Lately I’ve been diving into books that have long needed reading. Ken Follett’s the Pillars of the Earth finally came to the top of the stack, and like Wonder Boys, it’s another book I wish I’d read years ago. Follett has one of the strongest voices I’ve encountered, and as I continue to read through George R.R. Martin’s catalog, I find myself comparing them. Follett fully distills his characters down to their desires, and the wheel of the story turns, with the characters achieving a milestone towards their goal before getting subjected to a hard knockdown with a long recovery period.

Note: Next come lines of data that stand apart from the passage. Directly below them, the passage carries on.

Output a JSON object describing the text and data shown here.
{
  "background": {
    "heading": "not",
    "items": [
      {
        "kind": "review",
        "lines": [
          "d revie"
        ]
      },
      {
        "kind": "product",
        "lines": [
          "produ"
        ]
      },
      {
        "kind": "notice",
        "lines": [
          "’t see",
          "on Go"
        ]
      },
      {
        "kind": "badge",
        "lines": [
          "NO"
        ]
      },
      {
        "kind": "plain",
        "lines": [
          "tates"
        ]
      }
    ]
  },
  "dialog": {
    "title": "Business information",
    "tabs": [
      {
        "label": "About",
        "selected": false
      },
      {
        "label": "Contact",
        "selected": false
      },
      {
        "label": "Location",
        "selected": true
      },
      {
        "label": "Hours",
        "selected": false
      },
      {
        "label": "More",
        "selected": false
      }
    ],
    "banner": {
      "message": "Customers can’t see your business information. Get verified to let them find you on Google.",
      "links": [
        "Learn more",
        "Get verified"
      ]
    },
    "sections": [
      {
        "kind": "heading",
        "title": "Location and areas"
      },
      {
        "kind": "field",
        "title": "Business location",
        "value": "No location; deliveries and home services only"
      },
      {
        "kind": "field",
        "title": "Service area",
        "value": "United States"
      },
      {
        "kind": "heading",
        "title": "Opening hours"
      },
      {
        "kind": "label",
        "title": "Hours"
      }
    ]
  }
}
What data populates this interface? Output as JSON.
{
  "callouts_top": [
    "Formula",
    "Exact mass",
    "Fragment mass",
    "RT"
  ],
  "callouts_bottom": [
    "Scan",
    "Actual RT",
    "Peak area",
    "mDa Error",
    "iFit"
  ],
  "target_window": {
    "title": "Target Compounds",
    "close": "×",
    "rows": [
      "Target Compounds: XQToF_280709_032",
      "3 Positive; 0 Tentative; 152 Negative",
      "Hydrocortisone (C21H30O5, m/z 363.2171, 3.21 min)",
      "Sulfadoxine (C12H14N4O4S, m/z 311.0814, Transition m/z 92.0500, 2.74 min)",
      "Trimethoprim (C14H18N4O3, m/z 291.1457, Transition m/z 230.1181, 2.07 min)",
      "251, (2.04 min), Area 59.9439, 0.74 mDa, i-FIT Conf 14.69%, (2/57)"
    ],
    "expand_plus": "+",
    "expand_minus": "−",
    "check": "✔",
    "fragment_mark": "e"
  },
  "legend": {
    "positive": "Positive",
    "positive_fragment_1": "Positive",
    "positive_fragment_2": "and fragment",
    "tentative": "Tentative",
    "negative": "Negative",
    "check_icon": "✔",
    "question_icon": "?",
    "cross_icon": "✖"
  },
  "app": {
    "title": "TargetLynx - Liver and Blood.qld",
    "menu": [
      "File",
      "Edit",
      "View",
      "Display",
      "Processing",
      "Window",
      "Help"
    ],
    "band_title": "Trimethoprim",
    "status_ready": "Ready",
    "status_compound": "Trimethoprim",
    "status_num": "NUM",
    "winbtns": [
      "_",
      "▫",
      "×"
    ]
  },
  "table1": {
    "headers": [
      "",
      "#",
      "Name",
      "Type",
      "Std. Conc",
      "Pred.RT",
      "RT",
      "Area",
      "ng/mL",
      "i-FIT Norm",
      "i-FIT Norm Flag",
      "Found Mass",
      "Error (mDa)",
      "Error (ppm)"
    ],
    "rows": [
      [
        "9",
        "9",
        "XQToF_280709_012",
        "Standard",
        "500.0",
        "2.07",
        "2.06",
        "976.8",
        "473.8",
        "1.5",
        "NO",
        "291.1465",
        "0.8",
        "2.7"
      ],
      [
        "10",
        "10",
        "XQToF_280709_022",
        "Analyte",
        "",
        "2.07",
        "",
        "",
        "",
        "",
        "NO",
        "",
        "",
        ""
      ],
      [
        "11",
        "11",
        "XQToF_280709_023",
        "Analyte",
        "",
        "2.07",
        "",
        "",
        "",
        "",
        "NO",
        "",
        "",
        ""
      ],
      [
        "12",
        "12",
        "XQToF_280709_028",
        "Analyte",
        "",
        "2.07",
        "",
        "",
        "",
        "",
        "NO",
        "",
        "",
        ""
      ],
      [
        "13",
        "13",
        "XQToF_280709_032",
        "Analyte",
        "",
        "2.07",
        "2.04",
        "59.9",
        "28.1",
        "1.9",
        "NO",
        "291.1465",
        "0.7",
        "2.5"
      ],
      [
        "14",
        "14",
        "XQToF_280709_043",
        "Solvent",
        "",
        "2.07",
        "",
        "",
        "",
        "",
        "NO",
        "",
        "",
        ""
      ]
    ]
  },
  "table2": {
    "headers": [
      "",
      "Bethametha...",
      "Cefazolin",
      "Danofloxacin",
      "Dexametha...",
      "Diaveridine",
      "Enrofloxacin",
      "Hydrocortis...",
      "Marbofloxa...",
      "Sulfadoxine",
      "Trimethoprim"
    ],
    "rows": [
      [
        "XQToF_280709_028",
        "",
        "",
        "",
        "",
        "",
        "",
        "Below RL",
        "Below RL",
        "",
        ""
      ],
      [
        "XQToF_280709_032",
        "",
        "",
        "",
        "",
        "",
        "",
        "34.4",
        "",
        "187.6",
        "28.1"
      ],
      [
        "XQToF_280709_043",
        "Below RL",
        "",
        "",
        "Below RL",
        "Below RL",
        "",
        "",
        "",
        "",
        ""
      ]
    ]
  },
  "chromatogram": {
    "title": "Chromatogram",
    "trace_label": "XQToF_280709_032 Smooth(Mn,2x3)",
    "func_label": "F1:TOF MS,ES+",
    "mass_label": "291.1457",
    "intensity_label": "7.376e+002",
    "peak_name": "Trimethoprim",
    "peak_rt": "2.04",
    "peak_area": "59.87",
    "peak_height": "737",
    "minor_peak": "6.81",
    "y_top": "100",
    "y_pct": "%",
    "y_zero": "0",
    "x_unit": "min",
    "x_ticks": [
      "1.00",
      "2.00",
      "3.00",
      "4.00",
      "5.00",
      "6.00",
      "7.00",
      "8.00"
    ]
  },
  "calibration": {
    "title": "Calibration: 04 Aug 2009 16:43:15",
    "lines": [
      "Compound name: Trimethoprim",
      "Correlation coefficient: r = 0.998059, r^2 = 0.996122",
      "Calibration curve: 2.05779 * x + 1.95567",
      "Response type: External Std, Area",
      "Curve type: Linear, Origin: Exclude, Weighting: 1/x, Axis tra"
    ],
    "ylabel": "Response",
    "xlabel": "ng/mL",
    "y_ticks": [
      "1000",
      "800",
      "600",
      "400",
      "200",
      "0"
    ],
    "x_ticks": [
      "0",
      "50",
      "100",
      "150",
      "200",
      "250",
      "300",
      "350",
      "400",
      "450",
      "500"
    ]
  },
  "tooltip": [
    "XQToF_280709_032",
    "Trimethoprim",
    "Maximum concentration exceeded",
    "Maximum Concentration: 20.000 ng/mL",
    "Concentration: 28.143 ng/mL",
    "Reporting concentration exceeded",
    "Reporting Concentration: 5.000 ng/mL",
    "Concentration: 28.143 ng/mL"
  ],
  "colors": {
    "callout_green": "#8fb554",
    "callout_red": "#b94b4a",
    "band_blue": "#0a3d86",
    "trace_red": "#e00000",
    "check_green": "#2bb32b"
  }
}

Tom Builder, the book’s first point of view character, reminded me of Howard Roark, the protagonist of Ayn Rand’s the Fountainhead: one individual struggling against a world of chaos which works in concert to pull him down. But Follett doesn’t limit our point of view (POV) to Tom. He slips from one POV to another with the deftest handling I’ve seen. One character spies another on the road and we transition with a clean break to the second character. Where Martin has drawn his story out to an inevitable seven volumes, Follett’s tale is self-contained, and I have to admire the neat wrap up. While they are two different genres, I feel any author can pick up some good mechanical tips from Follett. One advantage of the self-contained book is that I didn’t grow weary of the story cycle. Even a little time spent in the antagonist’s head was interesting, whereas with Martin I feel that his fourth book in the series, a Feast for Crows, is largely spent with individuals who I’m less interested in. Martin remains a master, but I lack the grudging admiration for Queen Cersei that I felt for Tyrion, an antagonist in previous volumes. Follett puts us in the head of his antagonist and while it’s a vile place, I was immediately struck but the clear lack of intelligence and self-awareness of the villain. There’s never any confusion about whose head we’re in. In writing about master craftsmen, Follett displays some remarkable skill of his own.